Whole genome sequencing of four nosocomial methicillin-resistant Staphylococcus aureus (strains MRSA 261, MRSA 332, MRSA 377 and MRSA 775) representative of dominant MRSA pulsotypes circulating in a Malaysian university teaching hospital. Staphylococcus aureus

To better understand the biology and molecular characteristics of nosocomial MRSA strains endemic to our hospital, we identified the hospital’s dominant MRSA genotype via molecular typing and sequenced the whole genomes of 4 MRSAs which were representative of this genotype using an Ion PGM sequencer.
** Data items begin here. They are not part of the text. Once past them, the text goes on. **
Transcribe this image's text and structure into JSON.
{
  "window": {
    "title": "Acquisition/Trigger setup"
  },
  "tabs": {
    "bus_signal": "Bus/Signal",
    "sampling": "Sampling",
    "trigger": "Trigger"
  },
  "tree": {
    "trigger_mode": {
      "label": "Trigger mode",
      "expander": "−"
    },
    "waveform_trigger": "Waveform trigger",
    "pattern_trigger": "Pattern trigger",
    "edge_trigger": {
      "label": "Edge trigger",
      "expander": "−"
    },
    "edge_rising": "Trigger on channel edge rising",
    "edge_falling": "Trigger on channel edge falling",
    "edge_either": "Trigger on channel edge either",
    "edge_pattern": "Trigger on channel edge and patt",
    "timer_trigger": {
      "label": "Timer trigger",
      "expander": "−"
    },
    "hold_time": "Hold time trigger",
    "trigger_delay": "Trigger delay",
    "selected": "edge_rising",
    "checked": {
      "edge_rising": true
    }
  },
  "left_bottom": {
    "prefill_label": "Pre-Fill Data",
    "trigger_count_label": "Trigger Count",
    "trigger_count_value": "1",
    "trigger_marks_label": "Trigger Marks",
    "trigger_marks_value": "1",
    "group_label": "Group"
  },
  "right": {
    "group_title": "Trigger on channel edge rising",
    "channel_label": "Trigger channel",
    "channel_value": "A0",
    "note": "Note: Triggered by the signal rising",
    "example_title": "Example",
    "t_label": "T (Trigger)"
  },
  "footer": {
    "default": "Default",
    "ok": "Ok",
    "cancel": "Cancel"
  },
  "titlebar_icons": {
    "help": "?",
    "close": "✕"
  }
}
After sequencing, reads were filtered and trimmed prior de novo assembly using GS De Novo Assembler version 2.70. The protein coding gene models were predicted using ab initio based gene predictors Glimmer version 3.02 and Genemark.hmm version 2.10b while gene annotations were carried out using BLASTp searched against NCBI NR, SwissProt, NR, GO and KEGG databases. For the de novo assembly, 638,248~ 923,828 clean reads spanning 115,836,594~ 180,374,605 bases were assembled and aligned. 97~125 contigs were generated, which totalled 2,956,301, 3,019,328, 2,851,702, 3,000,990 bps for MRSA 261, MRSA 332, MRSA 377 and MRSA 775, respectively, with >95% coverage for all assembly against reference genomes. GC count was similar for all 4 strains (32.6% for MRSA 261, MRSA 332 and MRSA 775, 32.7% for MRSA 377). About 2000 proteins were annotated for all strains using the SwissProt, while Genbank NR annotation predicted larger amount of proteins (> 2800) for each strain. Gene ontology functional classification showed similar distribution for all 4 strains, owing to their close relatedness as visualized with PFGE typing.